To coun­teract this and increase the soil quality in the long term, Mrs. Peycheva-Miteva first intro­duced a multi-struc­tured crop rota­tion and different catch crops, as well as minimal tillage. This means the soil is covered throughout a longer period of the year, it can be better pene­trated by roots, harvest is spread over the year and the soil is less stressed.

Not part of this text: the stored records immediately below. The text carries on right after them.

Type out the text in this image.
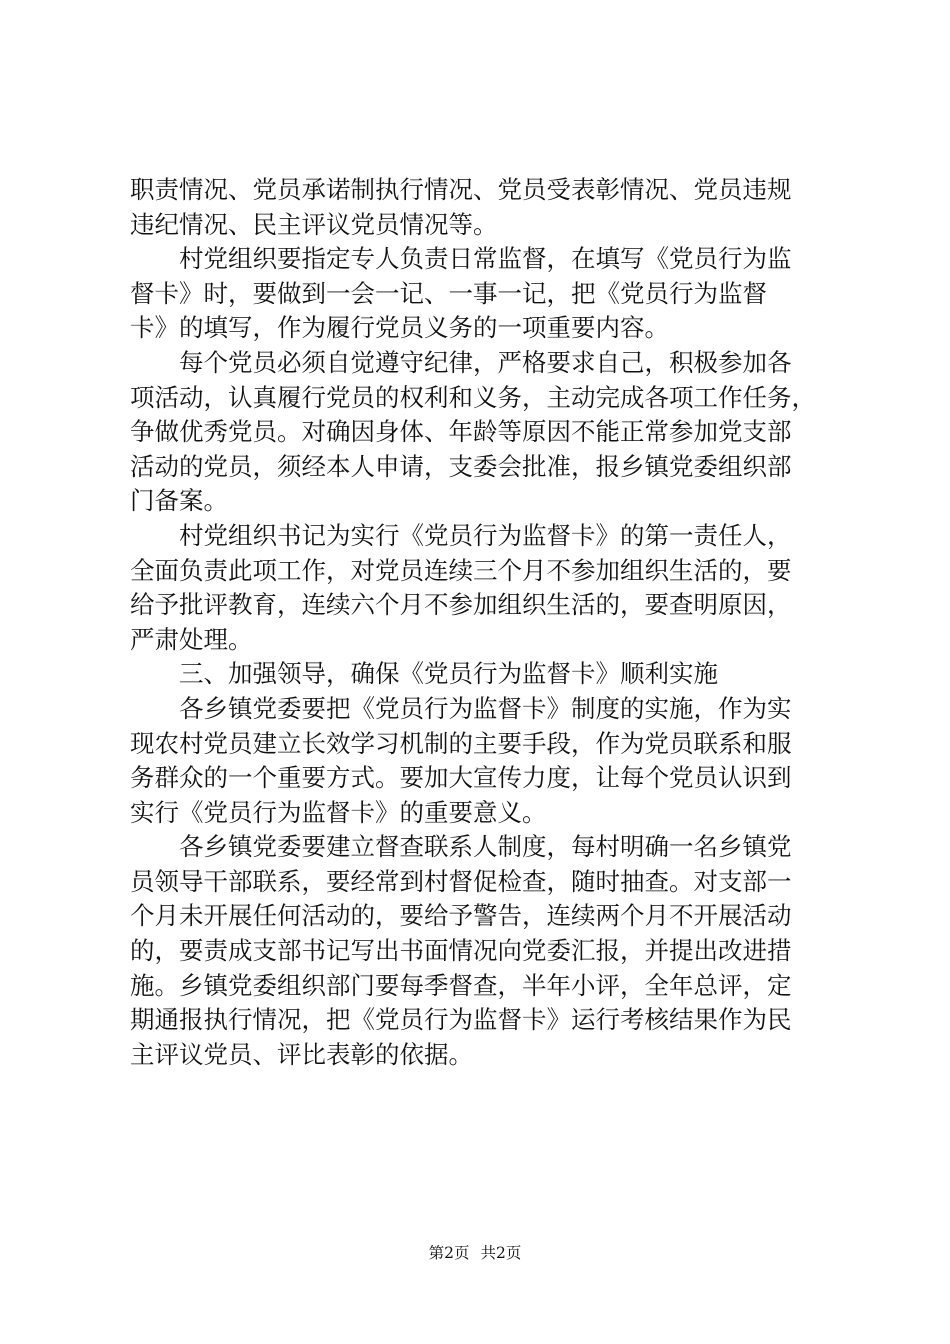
职责情况、党员承诺制执行情况、党员受表彰情况、党员违规
违纪情况、民主评议党员情况等。
村党组织要指定专人负责日常监督，在填写《党员行为监
督卡》时，要做到一会一记、一事一记，把《党员行为监督
卡》的填写，作为履行党员义务的一项重要内容。
每个党员必须自觉遵守纪律，严格要求自己，积极参加各
项活动，认真履行党员的权利和义务，主动完成各项工作任务，
争做优秀党员。对确因身体、年龄等原因不能正常参加党支部
活动的党员，须经本人申请，支委会批准，报乡镇党委组织部
门备案。
村党组织书记为实行《党员行为监督卡》的第一责任人，
全面负责此项工作，对党员连续三个月不参加组织生活的，要
给予批评教育，连续六个月不参加组织生活的，要查明原因，
严肃处理。
三、加强领导，确保《党员行为监督卡》顺利实施
各乡镇党委要把《党员行为监督卡》制度的实施，作为实
现农村党员建立长效学习机制的主要手段，作为党员联系和服
务群众的一个重要方式。要加大宣传力度，让每个党员认识到
实行《党员行为监督卡》的重要意义。
各乡镇党委要建立督查联系人制度，每村明确一名乡镇党
员领导干部联系，要经常到村督促检查，随时抽查。对支部一
个月未开展任何活动的，要给予警告，连续两个月不开展活动
的，要责成支部书记写出书面情况向党委汇报，并提出改进措
施。乡镇党委组织部门要每季督查，半年小评，全年总评，定
期通报执行情况，把《党员行为监督卡》运行考核结果作为民
主评议党员、评比表彰的依据。
第2页 共2页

We look at our most impor­tant produc­tion resource – in this case the soil and its health – from a long-term perspec­tive.

Galina Peycheva-Miteva

Bacteria instead of fertiliser

After harvest, straw is worked into the soil, preserving its organic matter, and protecting it from erosion. Addi­tion­ally, shallow tillage stim­u­lates weed germi­na­tion, making them easier to control. Mrs. Peycheva-Miteva also started adding different microor­gan­isms to the soil, which can bind nitrogen and phos­phorus. These increase produc­tivity and restore the natural soil prop­er­ties. She also used bacteria that can destroy disease pathogens. All of this, in turn, leads to signif­i­cantly less fertiliser being used – which bene­fits the soil in the long run.

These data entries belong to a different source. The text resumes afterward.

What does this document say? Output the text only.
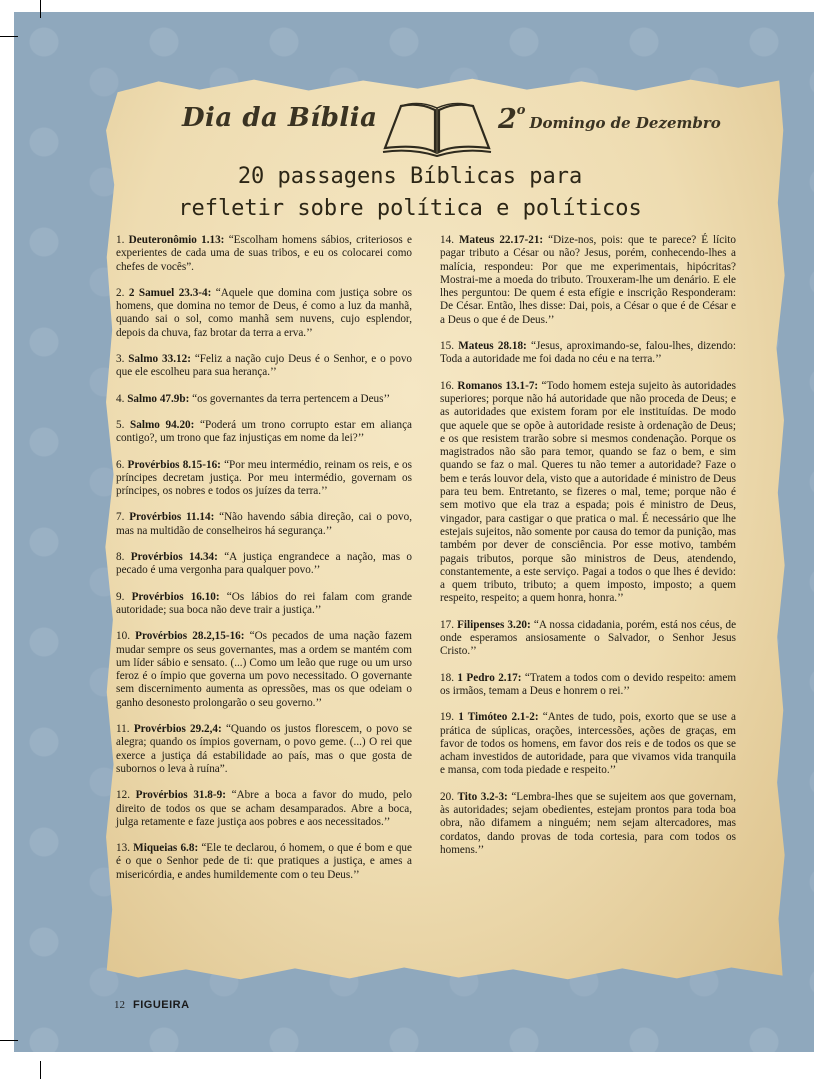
Dia da Bíblia	2$^o$Domingo de Dezembro
20 passagens Bíblicas para
refletir sobre política e políticos
1. Deuteronômio 1.13: “Escolham homens sábios, criteriosos e experientes de cada uma de suas tribos, e eu os colocarei como chefes de vocês”.
2. 2 Samuel 23.3-4: “Aquele que domina com justiça sobre os homens, que domina no temor de Deus, é como a luz da manhã, quando sai o sol, como manhã sem nuvens, cujo esplendor, depois da chuva, faz brotar da terra a erva.’’
3. Salmo 33.12: “Feliz a nação cujo Deus é o Senhor, e o povo que ele escolheu para sua herança.’’
4. Salmo 47.9b: “os governantes da terra pertencem a Deus’’
5. Salmo 94.20: “Poderá um trono corrupto estar em aliança contigo?, um trono que faz injustiças em nome da lei?’’
6. Provérbios 8.15-16: “Por meu intermédio, reinam os reis, e os príncipes decretam justiça. Por meu intermédio, governam os príncipes, os nobres e todos os juízes da terra.’’
7. Provérbios 11.14: “Não havendo sábia direção, cai o povo, mas na multidão de conselheiros há segurança.’’
8. Provérbios 14.34: “A justiça engrandece a nação, mas o pecado é uma vergonha para qualquer povo.’’
9. Provérbios 16.10: “Os lábios do rei falam com grande autoridade; sua boca não deve trair a justiça.’’
10. Provérbios 28.2,15-16: “Os pecados de uma nação fazem mudar sempre os seus governantes, mas a ordem se mantém com um líder sábio e sensato. (...) Como um leão que ruge ou um urso feroz é o ímpio que governa um povo necessitado. O governante sem discernimento aumenta as opressões, mas os que odeiam o ganho desonesto prolongarão o seu governo.’’
11. Provérbios 29.2,4: “Quando os justos florescem, o povo se alegra; quando os ímpios governam, o povo geme. (...) O rei que exerce a justiça dá estabilidade ao país, mas o que gosta de subornos o leva à ruína”.
12. Provérbios 31.8-9: “Abre a boca a favor do mudo, pelo direito de todos os que se acham desamparados. Abre a boca, julga retamente e faze justiça aos pobres e aos necessitados.’’
13. Miqueias 6.8: “Ele te declarou, ó homem, o que é bom e que é o que o Senhor pede de ti: que pratiques a justiça, e ames a misericórdia, e andes humildemente com o teu Deus.’’
14. Mateus 22.17-21: “Dize-nos, pois: que te parece? É lícito pagar tributo a César ou não? Jesus, porém, conhecendo-lhes a malícia, respondeu: Por que me experimentais, hipócritas? Mostrai-me a moeda do tributo. Trouxeram-lhe um denário. E ele lhes perguntou: De quem é esta efígie e inscrição Responderam: De César. Então, lhes disse: Dai, pois, a César o que é de César e a Deus o que é de Deus.’’
15. Mateus 28.18: “Jesus, aproximando-se, falou-lhes, dizendo: Toda a autoridade me foi dada no céu e na terra.’’
16. Romanos 13.1-7: “Todo homem esteja sujeito às autoridades superiores; porque não há autoridade que não proceda de Deus; e as autoridades que existem foram por ele instituídas. De modo que aquele que se opõe à autoridade resiste à ordenação de Deus; e os que resistem trarão sobre si mesmos condenação. Porque os magistrados não são para temor, quando se faz o bem, e sim quando se faz o mal. Queres tu não temer a autoridade? Faze o bem e terás louvor dela, visto que a autoridade é ministro de Deus para teu bem. Entretanto, se fizeres o mal, teme; porque não é sem motivo que ela traz a espada; pois é ministro de Deus, vingador, para castigar o que pratica o mal. É necessário que lhe estejais sujeitos, não somente por causa do temor da punição, mas também por dever de consciência. Por esse motivo, também pagais tributos, porque são ministros de Deus, atendendo, constantemente, a este serviço. Pagai a todos o que lhes é devido: a quem tributo, tributo; a quem imposto, imposto; a quem respeito, respeito; a quem honra, honra.’’
17. Filipenses 3.20: “A nossa cidadania, porém, está nos céus, de onde esperamos ansiosamente o Salvador, o Senhor Jesus Cristo.’’
18. 1 Pedro 2.17: “Tratem a todos com o devido respeito: amem os irmãos, temam a Deus e honrem o rei.’’
19. 1 Timóteo 2.1-2: “Antes de tudo, pois, exorto que se use a prática de súplicas, orações, intercessões, ações de graças, em favor de todos os homens, em favor dos reis e de todos os que se acham investidos de autoridade, para que vivamos vida tranquila e mansa, com toda piedade e respeito.’’
20. Tito 3.2-3: “Lembra-lhes que se sujeitem aos que governam, às autoridades; sejam obedientes, estejam prontos para toda boa obra, não difamem a ninguém; nem sejam altercadores, mas cordatos, dando provas de toda cortesia, para com todos os homens.’’
12 FIGUEIRA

Milk thistle seed are dried in the sun and turned by hand.

Mrs. Peycheva-Miteva exper­i­mented with the amount and type of addi­tives for a long time until she devel­oped a balanced system that worked. “It would be a lie to say that every­thing we tried worked the same or was a spec­tac­ular success,” she says. But it all paid off as in 2017, she was awarded the Land and Soil Manage­ment Award for her approach to promoting soil quality.

Adding different bacteria led to a visible improve­ment in soil quality: More worms, more oxygen, healthier root systems – and yields as high as before starting the new prac­tices. This is a complete success, not only as a farmer, but also as a busi­ness­woman. By saving on fertiliser, Miss Peycheva-Miteva can quickly recoup the addi­tive costs. “Regen­er­a­tive agri­cul­ture is a complete economic success, with many posi­tive, sustain­able effects,” she says.

For me, regen­er­a­tive agri­cul­ture is not only an ecolog­ical success, but an economic one as well.

Galina Peycheva-Miteva

Agri­cul­ture can be more precise

When switching to minimum tillage, the right machines also play a role. “Reli­able trac­tors are needed for this task – that’s why I decided on a John Deere,” she explains. This has laid the foun­da­tion for the future, in which she wants to focus on preci­sion agri­cul­ture, partic­u­larly as no two hectares of soil are alike. “The wealth of data we can collect thanks to preci­sion farming allows us to develop a customised approach. We also achieve huge savings and even better results this way.”

Galina Peycheva-Miteva was awarded the Land and Soil Manage­ment Award for her system to improve soil quality.

Miss Peycheva-Miteva is keen to share the expe­ri­ence she has gained over the years with soil bacteria and climate change, partic­u­larly in her region. “Most farmers don’t want to read long scien­tific reports, they just want to know what they can do on a day-to-day basis. We need to network more region­ally and person­ally.” As the climatic chal­lenges in the region are compa­rable, everyone can benefit from an open exchange here.

She looks at the bright yellow field full of sunflowers. “This is our land – whoever owns it has to take care of it. For me, there can only be long-term and sustain­able land manage­ment.”